Hans von Hayek (19 December 1869 – 17 January 1940) was an Austrian-born German Impressionist painter.

== Early life and education ==
Hans von Hayek was born on 19 December 1869 in Vienna to Theodor von Hayek and Marie Cäcilie Wittek. His paternal uncle was the naturalist Gustav von Hayek, and his first cousin was Gustav's son, August von Hayek, who was the father of economist Friedrich Hayek.

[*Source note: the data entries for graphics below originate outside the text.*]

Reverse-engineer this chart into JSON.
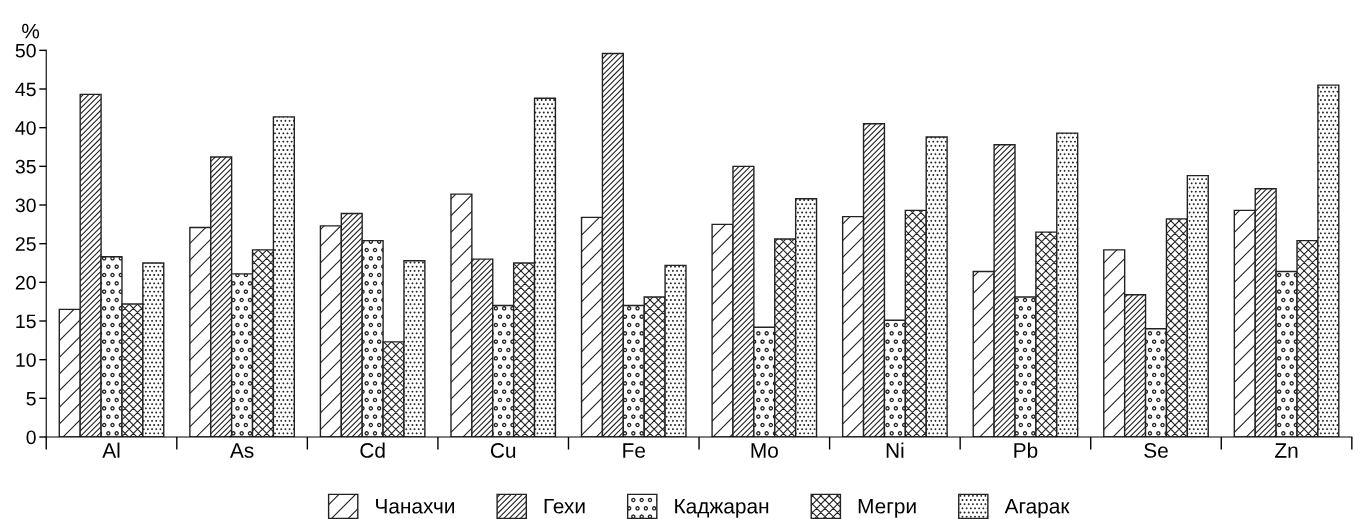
{
  "chart_data": {
    "type": "bar",
    "ylabel": "%",
    "categories": [
      "Al",
      "As",
      "Cd",
      "Cu",
      "Fe",
      "Mo",
      "Ni",
      "Pb",
      "Se",
      "Zn"
    ],
    "series": [
      {
        "name": "Чанахчи",
        "color": "#222222",
        "values": [
          16.5,
          27.1,
          27.3,
          31.4,
          28.4,
          27.5,
          28.5,
          21.4,
          24.2,
          29.3
        ]
      },
      {
        "name": "Гехи",
        "color": "#222222",
        "values": [
          44.3,
          36.2,
          28.9,
          23.0,
          49.6,
          35.0,
          40.5,
          37.8,
          18.4,
          32.1
        ]
      },
      {
        "name": "Каджаран",
        "color": "#222222",
        "values": [
          23.3,
          21.1,
          25.4,
          17.0,
          17.0,
          14.2,
          15.1,
          18.1,
          14.0,
          21.4
        ]
      },
      {
        "name": "Мегри",
        "color": "#222222",
        "values": [
          17.2,
          24.2,
          12.3,
          22.5,
          18.1,
          25.6,
          29.3,
          26.5,
          28.2,
          25.4
        ]
      },
      {
        "name": "Агарак",
        "color": "#222222",
        "values": [
          22.5,
          41.4,
          22.8,
          43.8,
          22.2,
          30.8,
          38.8,
          39.3,
          33.8,
          45.5
        ]
      }
    ],
    "ylim": [
      0,
      50
    ],
    "yticks": [
      0,
      5,
      10,
      15,
      20,
      25,
      30,
      35,
      40,
      45,
      50
    ],
    "grid": false,
    "legend": "bottom"
  }
}
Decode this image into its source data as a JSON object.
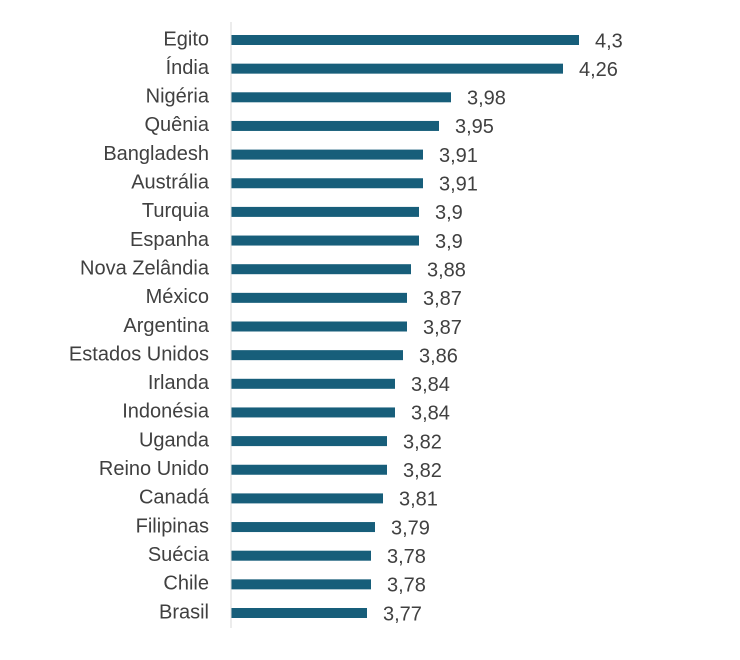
{
  "chart_data": {
    "type": "bar",
    "orientation": "horizontal",
    "categories": [
      "Egito",
      "Índia",
      "Nigéria",
      "Quênia",
      "Bangladesh",
      "Austrália",
      "Turquia",
      "Espanha",
      "Nova Zelândia",
      "México",
      "Argentina",
      "Estados Unidos",
      "Irlanda",
      "Indonésia",
      "Uganda",
      "Reino Unido",
      "Canadá",
      "Filipinas",
      "Suécia",
      "Chile",
      "Brasil"
    ],
    "values": [
      4.3,
      4.26,
      3.98,
      3.95,
      3.91,
      3.91,
      3.9,
      3.9,
      3.88,
      3.87,
      3.87,
      3.86,
      3.84,
      3.84,
      3.82,
      3.82,
      3.81,
      3.79,
      3.78,
      3.78,
      3.77
    ],
    "value_labels": [
      "4,3",
      "4,26",
      "3,98",
      "3,95",
      "3,91",
      "3,91",
      "3,9",
      "3,9",
      "3,88",
      "3,87",
      "3,87",
      "3,86",
      "3,84",
      "3,84",
      "3,82",
      "3,82",
      "3,81",
      "3,79",
      "3,78",
      "3,78",
      "3,77"
    ],
    "xlim": [
      3.43,
      4.3
    ],
    "grid": false,
    "legend": "none",
    "colors": {
      "bar": "#175e7a",
      "axis": "#d9d9d9",
      "text": "#404040"
    }
  }
}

In 1891, after a short period of study at the University of Applied Arts in Vienna, he moved to Munich and enrolled at the Academy of Fine Arts, where he studied with Gabriel von Hackl, Wilhelm von Lindenschmit and Carl von Marr. Later, he met the animal painter, Heinrich von Zügel, who ultimately had the most influence on his style.

== Career ==
After leaving Munich, he stayed in Olching for a time then, in 1900, settled at the artists' colony in Dachau. There, he started a private school devoted to plein aire painting, which he operated until 1915. Many notable painters studied there, including Hugo Hatzler, Hermann Stenner, Anna Klein and Norbertine Bresslern-Roth. One of his students, Carl Thiemann, wrote in his memoirs that the local farmers frequently complained about them trampling the grass and leaving oil paints behind.

The financial success of his school enabled him to make frequent study trips throughout Western and Northern Europe. As a member of the board of the Munich Secession, he helped organize their 1904 exhibition at the Staatliche Antikensammlungen. He also exhibited with the Deutscher Künstlerbund and, in 1908, became a German citizen.

During World War I, he worked as a battle painter. Following the war, he took extended trips to Indonesia and Ceylon. Many of his works were lost in the fire that destroyed the Munich Glaspalast in 1931. Others were lost a few years after his death when his studio was hit during a bombing in 1945. Numerous works survive, however, notably those at the Gemäldegalerie Dachau, which he helped create.

Hayek died on 17 January 1940 in Munich.

== Honors and awards ==
Hayek is commemorated in the scientific name of a species of Sumatran lizard, Bronchocela hayeki.